I’m not a native english speaker, in fact, I’m Italian, and although I studied English Language and Literature at University, I never lived abroad for a long period. I consider myself to be pretty good at writing in my native language, and this blog could be much less hassle for me if it was in Italian, but I want to keep practicing and improve my english writing skills.
I like my sentences to be clear and concise, I don’t like to dwell into long paragraphs and use obscure words just for the sake of it.
I enjoy reading what I can understand, and I find it painful to read a sentence multiple times just to find out that the meaning of it could have been expressed with a handful of simple words. This is what I often come across at work: incomprehensible documents lacking in substance, written by people who still think they can hide their own ignorance behind a wall made up with obsolete and uselessly complicated words. I see people getting away with it, I even have the impression that is it possible to build a career on these premises.

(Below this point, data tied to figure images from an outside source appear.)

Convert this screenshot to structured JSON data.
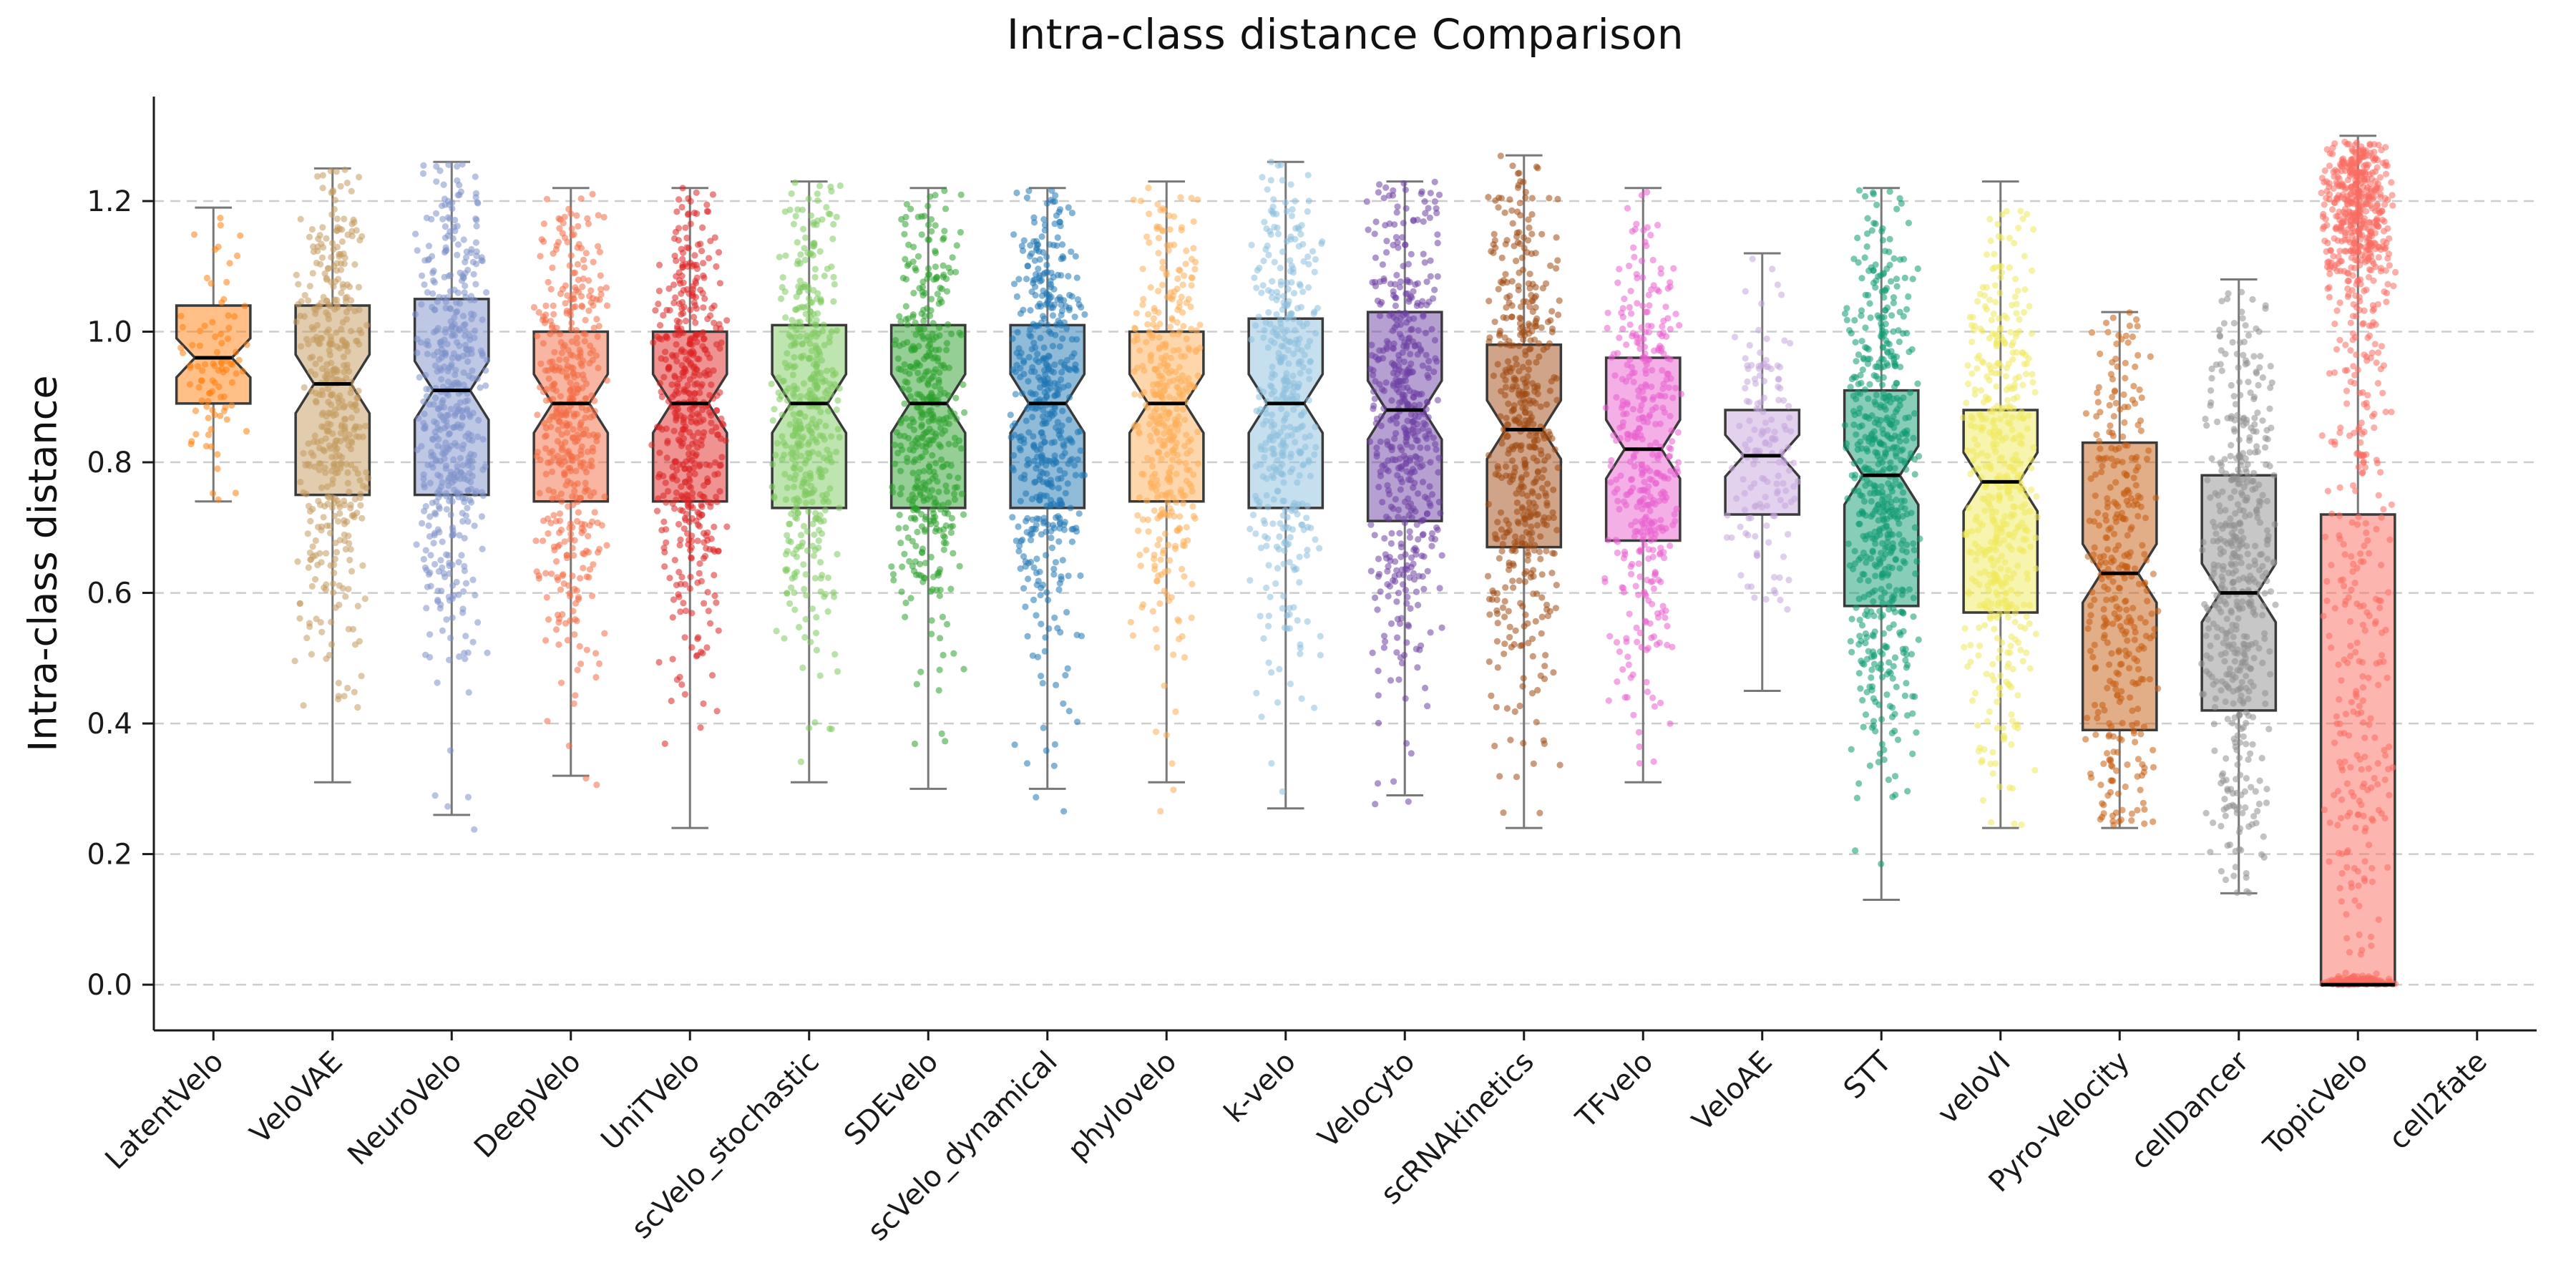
{
  "chart_data": {
    "type": "box",
    "title": "Intra-class distance Comparison",
    "ylabel": "Intra-class distance",
    "xlabel": "",
    "grid": "horizontal-dashed",
    "legend": "none",
    "ylim": [
      -0.07,
      1.36
    ],
    "yticks": [
      0.0,
      0.2,
      0.4,
      0.6,
      0.8,
      1.0,
      1.2
    ],
    "ytick_labels": [
      "0.0",
      "0.2",
      "0.4",
      "0.6",
      "0.8",
      "1.0",
      "1.2"
    ],
    "categories": [
      "LatentVelo",
      "VeloVAE",
      "NeuroVelo",
      "DeepVelo",
      "UniTVelo",
      "scVelo_stochastic",
      "SDEvelo",
      "scVelo_dynamical",
      "phylovelo",
      "k-velo",
      "Velocyto",
      "scRNAkinetics",
      "TFvelo",
      "VeloAE",
      "STT",
      "veloVI",
      "Pyro-Velocity",
      "cellDancer",
      "TopicVelo",
      "cell2fate"
    ],
    "series": [
      {
        "name": "LatentVelo",
        "color": "#ff7f0e",
        "median": 0.96,
        "q1": 0.89,
        "q3": 1.04,
        "whisker_low": 0.74,
        "whisker_high": 1.19,
        "notch": true,
        "points": {
          "n": 90,
          "min": 0.74,
          "max": 1.19,
          "clusters": [
            {
              "center": 0.96,
              "spread": 0.11,
              "weight": 1
            }
          ]
        }
      },
      {
        "name": "VeloVAE",
        "color": "#c49a5e",
        "median": 0.92,
        "q1": 0.75,
        "q3": 1.04,
        "whisker_low": 0.31,
        "whisker_high": 1.25,
        "notch": true,
        "points": {
          "n": 450,
          "min": 0.31,
          "max": 1.25,
          "clusters": [
            {
              "center": 0.92,
              "spread": 0.21,
              "weight": 1
            }
          ]
        }
      },
      {
        "name": "NeuroVelo",
        "color": "#7e91cb",
        "median": 0.91,
        "q1": 0.75,
        "q3": 1.05,
        "whisker_low": 0.26,
        "whisker_high": 1.26,
        "notch": true,
        "points": {
          "n": 500,
          "min": 0.18,
          "max": 1.26,
          "clusters": [
            {
              "center": 0.91,
              "spread": 0.22,
              "weight": 1
            }
          ]
        }
      },
      {
        "name": "DeepVelo",
        "color": "#f26b44",
        "median": 0.89,
        "q1": 0.74,
        "q3": 1.0,
        "whisker_low": 0.32,
        "whisker_high": 1.22,
        "notch": true,
        "points": {
          "n": 450,
          "min": 0.26,
          "max": 1.22,
          "clusters": [
            {
              "center": 0.89,
              "spread": 0.19,
              "weight": 1
            }
          ]
        }
      },
      {
        "name": "UniTVelo",
        "color": "#dd2525",
        "median": 0.89,
        "q1": 0.74,
        "q3": 1.0,
        "whisker_low": 0.24,
        "whisker_high": 1.22,
        "notch": true,
        "points": {
          "n": 500,
          "min": 0.24,
          "max": 1.22,
          "clusters": [
            {
              "center": 0.89,
              "spread": 0.19,
              "weight": 1
            }
          ]
        }
      },
      {
        "name": "scVelo_stochastic",
        "color": "#7ecb5f",
        "median": 0.89,
        "q1": 0.73,
        "q3": 1.01,
        "whisker_low": 0.31,
        "whisker_high": 1.23,
        "notch": true,
        "points": {
          "n": 450,
          "min": 0.31,
          "max": 1.23,
          "clusters": [
            {
              "center": 0.89,
              "spread": 0.2,
              "weight": 1
            }
          ]
        }
      },
      {
        "name": "SDEvelo",
        "color": "#2ca02c",
        "median": 0.89,
        "q1": 0.73,
        "q3": 1.01,
        "whisker_low": 0.3,
        "whisker_high": 1.22,
        "notch": true,
        "points": {
          "n": 450,
          "min": 0.3,
          "max": 1.22,
          "clusters": [
            {
              "center": 0.89,
              "spread": 0.2,
              "weight": 1
            }
          ]
        }
      },
      {
        "name": "scVelo_dynamical",
        "color": "#1f77b4",
        "median": 0.89,
        "q1": 0.73,
        "q3": 1.01,
        "whisker_low": 0.3,
        "whisker_high": 1.22,
        "notch": true,
        "points": {
          "n": 500,
          "min": 0.24,
          "max": 1.22,
          "clusters": [
            {
              "center": 0.89,
              "spread": 0.2,
              "weight": 1
            }
          ]
        }
      },
      {
        "name": "phylovelo",
        "color": "#fdae58",
        "median": 0.89,
        "q1": 0.74,
        "q3": 1.0,
        "whisker_low": 0.31,
        "whisker_high": 1.23,
        "notch": true,
        "points": {
          "n": 400,
          "min": 0.23,
          "max": 1.23,
          "clusters": [
            {
              "center": 0.89,
              "spread": 0.19,
              "weight": 1
            }
          ]
        }
      },
      {
        "name": "k-velo",
        "color": "#8dc0de",
        "median": 0.89,
        "q1": 0.73,
        "q3": 1.02,
        "whisker_low": 0.27,
        "whisker_high": 1.26,
        "notch": true,
        "points": {
          "n": 400,
          "min": 0.27,
          "max": 1.26,
          "clusters": [
            {
              "center": 0.89,
              "spread": 0.21,
              "weight": 1
            }
          ]
        }
      },
      {
        "name": "Velocyto",
        "color": "#6d3fa4",
        "median": 0.88,
        "q1": 0.71,
        "q3": 1.03,
        "whisker_low": 0.29,
        "whisker_high": 1.23,
        "notch": true,
        "points": {
          "n": 500,
          "min": 0.22,
          "max": 1.23,
          "clusters": [
            {
              "center": 0.88,
              "spread": 0.23,
              "weight": 1
            }
          ]
        }
      },
      {
        "name": "scRNAkinetics",
        "color": "#a04a12",
        "median": 0.85,
        "q1": 0.67,
        "q3": 0.98,
        "whisker_low": 0.24,
        "whisker_high": 1.27,
        "notch": true,
        "points": {
          "n": 500,
          "min": 0.24,
          "max": 1.27,
          "clusters": [
            {
              "center": 0.85,
              "spread": 0.22,
              "weight": 1
            }
          ]
        }
      },
      {
        "name": "TFvelo",
        "color": "#e95fcf",
        "median": 0.82,
        "q1": 0.68,
        "q3": 0.96,
        "whisker_low": 0.31,
        "whisker_high": 1.22,
        "notch": true,
        "points": {
          "n": 400,
          "min": 0.31,
          "max": 1.22,
          "clusters": [
            {
              "center": 0.82,
              "spread": 0.2,
              "weight": 1
            }
          ]
        }
      },
      {
        "name": "VeloAE",
        "color": "#c5a6dd",
        "median": 0.81,
        "q1": 0.72,
        "q3": 0.88,
        "whisker_low": 0.45,
        "whisker_high": 1.12,
        "notch": true,
        "points": {
          "n": 150,
          "min": 0.45,
          "max": 1.12,
          "clusters": [
            {
              "center": 0.81,
              "spread": 0.12,
              "weight": 1
            }
          ]
        }
      },
      {
        "name": "STT",
        "color": "#0f9b72",
        "median": 0.78,
        "q1": 0.58,
        "q3": 0.91,
        "whisker_low": 0.13,
        "whisker_high": 1.22,
        "notch": true,
        "points": {
          "n": 600,
          "min": 0.13,
          "max": 1.22,
          "clusters": [
            {
              "center": 0.78,
              "spread": 0.24,
              "weight": 1
            }
          ]
        }
      },
      {
        "name": "veloVI",
        "color": "#f0e95c",
        "median": 0.77,
        "q1": 0.57,
        "q3": 0.88,
        "whisker_low": 0.24,
        "whisker_high": 1.23,
        "notch": true,
        "points": {
          "n": 500,
          "min": 0.24,
          "max": 1.23,
          "clusters": [
            {
              "center": 0.77,
              "spread": 0.22,
              "weight": 1
            }
          ]
        }
      },
      {
        "name": "Pyro-Velocity",
        "color": "#c65d11",
        "median": 0.63,
        "q1": 0.39,
        "q3": 0.83,
        "whisker_low": 0.24,
        "whisker_high": 1.03,
        "notch": true,
        "points": {
          "n": 350,
          "min": 0.24,
          "max": 1.03,
          "clusters": [
            {
              "center": 0.63,
              "spread": 0.28,
              "weight": 1
            }
          ]
        }
      },
      {
        "name": "cellDancer",
        "color": "#909090",
        "median": 0.6,
        "q1": 0.42,
        "q3": 0.78,
        "whisker_low": 0.14,
        "whisker_high": 1.08,
        "notch": true,
        "points": {
          "n": 500,
          "min": 0.14,
          "max": 1.08,
          "clusters": [
            {
              "center": 0.6,
              "spread": 0.24,
              "weight": 1
            }
          ]
        }
      },
      {
        "name": "TopicVelo",
        "color": "#fa6b60",
        "median": 0.0,
        "q1": 0.0,
        "q3": 0.72,
        "whisker_low": 0.0,
        "whisker_high": 1.3,
        "notch": false,
        "points": {
          "n": 900,
          "min": 0.0,
          "max": 1.295,
          "clusters": [
            {
              "center": 1.19,
              "spread": 0.07,
              "weight": 0.5
            },
            {
              "center": 0.85,
              "spread": 0.25,
              "weight": 0.2
            },
            {
              "center": 0.3,
              "spread": 0.2,
              "weight": 0.12
            },
            {
              "center": 0.0,
              "spread": 0.006,
              "weight": 0.18
            }
          ]
        }
      },
      {
        "name": "cell2fate",
        "color": "#b0b0b0",
        "empty": true,
        "median": null,
        "q1": null,
        "q3": null,
        "whisker_low": null,
        "whisker_high": null,
        "notch": false,
        "points": {
          "n": 0,
          "min": 0,
          "max": 0,
          "clusters": []
        }
      }
    ]
  }
}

Concealing at any cost, running away from truth as much as possible, because finally, at the core, there’s nothing worthy of being noticed.
A couple of days ago I was reading about an online dating app named Happn, labeled as the new Tinder. I had to read that article like three times, and this doesn’t include me going back and forth through the sentences to catch their meaning. Then I thought I wasn’t paying enough attention to what I was reading or maybe, that’s what it came to my mind, my knowledge of the english language was still not good enough for an article on the Guardian. Shifting my attention to the comments written by the readers I suddenly felt relieved: I wasn’t the only one struggling with that piece of writing.

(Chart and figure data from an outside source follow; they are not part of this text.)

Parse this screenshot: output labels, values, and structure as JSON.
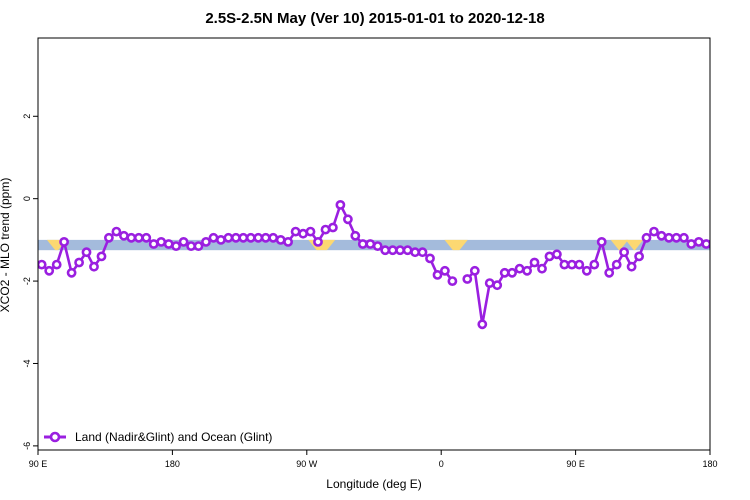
{
  "chart_data": {
    "type": "line",
    "title": "2.5S-2.5N May (Ver 10)   2015-01-01 to 2020-12-18",
    "xlabel": "Longitude (deg E)",
    "ylabel": "XCO2 - MLO trend (ppm)",
    "xlim": [
      90,
      450
    ],
    "ylim": [
      -6.1,
      3.9
    ],
    "x_ticks": [
      {
        "value": 90,
        "label": "90 E"
      },
      {
        "value": 162,
        "label": "180"
      },
      {
        "value": 234,
        "label": "90 W"
      },
      {
        "value": 306,
        "label": "0"
      },
      {
        "value": 378,
        "label": "90 E"
      },
      {
        "value": 450,
        "label": "180"
      }
    ],
    "y_ticks": [
      {
        "value": 2,
        "label": "2"
      },
      {
        "value": 0,
        "label": "0"
      },
      {
        "value": -2,
        "label": "-2"
      },
      {
        "value": -4,
        "label": "-4"
      },
      {
        "value": -6,
        "label": "-6"
      }
    ],
    "grid": false,
    "legend_position": "bottom-left",
    "land_sea_band": {
      "y_range": [
        -1.25,
        -1.0
      ],
      "ocean_color": "#a4bbdc",
      "land_color": "#fcd872",
      "land_segments": [
        [
          97,
          103
        ],
        [
          237,
          247
        ],
        [
          310,
          318
        ],
        [
          399,
          404
        ],
        [
          407,
          412
        ]
      ]
    },
    "series": [
      {
        "name": "Land (Nadir&Glint) and Ocean (Glint)",
        "color": "#9a1fe0",
        "x": [
          92,
          96,
          100,
          104,
          108,
          112,
          116,
          120,
          124,
          128,
          132,
          136,
          140,
          144,
          148,
          152,
          156,
          160,
          164,
          168,
          172,
          176,
          180,
          184,
          188,
          192,
          196,
          200,
          204,
          208,
          212,
          216,
          220,
          224,
          228,
          232,
          236,
          240,
          244,
          248,
          252,
          256,
          260,
          264,
          268,
          272,
          276,
          280,
          284,
          288,
          292,
          296,
          300,
          304,
          308,
          312,
          316,
          320,
          324,
          328,
          332,
          336,
          340,
          344,
          348,
          352,
          356,
          360,
          364,
          368,
          372,
          376,
          380,
          384,
          388,
          392,
          396,
          400,
          404,
          408,
          412,
          416,
          420,
          424,
          428,
          432,
          436,
          440,
          444,
          448,
          452
        ],
        "y": [
          -1.6,
          -1.75,
          -1.6,
          -1.05,
          -1.8,
          -1.55,
          -1.3,
          -1.65,
          -1.4,
          -0.95,
          -0.8,
          -0.9,
          -0.95,
          -0.95,
          -0.95,
          -1.1,
          -1.05,
          -1.1,
          -1.15,
          -1.05,
          -1.15,
          -1.15,
          -1.05,
          -0.95,
          -1.0,
          -0.95,
          -0.95,
          -0.95,
          -0.95,
          -0.95,
          -0.95,
          -0.95,
          -1.0,
          -1.05,
          -0.8,
          -0.85,
          -0.8,
          -1.05,
          -0.75,
          -0.7,
          -0.15,
          -0.5,
          -0.9,
          -1.1,
          -1.1,
          -1.15,
          -1.25,
          -1.25,
          -1.25,
          -1.25,
          -1.3,
          -1.3,
          -1.45,
          -1.85,
          -1.75,
          -2.0,
          null,
          -1.95,
          -1.75,
          -3.05,
          -2.05,
          -2.1,
          -1.8,
          -1.8,
          -1.7,
          -1.75,
          -1.55,
          -1.7,
          -1.4,
          -1.35,
          -1.6,
          -1.6,
          -1.6,
          -1.75,
          -1.6,
          -1.05,
          -1.8,
          -1.6,
          -1.3,
          -1.65,
          -1.4,
          -0.95,
          -0.8,
          -0.9,
          -0.95,
          -0.95,
          -0.95,
          -1.1,
          -1.05,
          -1.1,
          -1.15
        ]
      }
    ]
  }
}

It might be an article, a book, a lecture, an essay or even a speech the one we don’t get: more often than we think, it’s not our fault when we don’t understand. It just happens, and before getting self-conscious about our perceived lack of insight, we should stop and think about why what we’ve just read or heard doesn’t make much sense. Sometimes we don’t understand just because we have built our own standards, and lowering them, for whatever reason, is not a wise choice: if deep down ourselves we know that honest and clear communication is a necessity for us, why should we be intimidated by some embellished pile of twisted crap?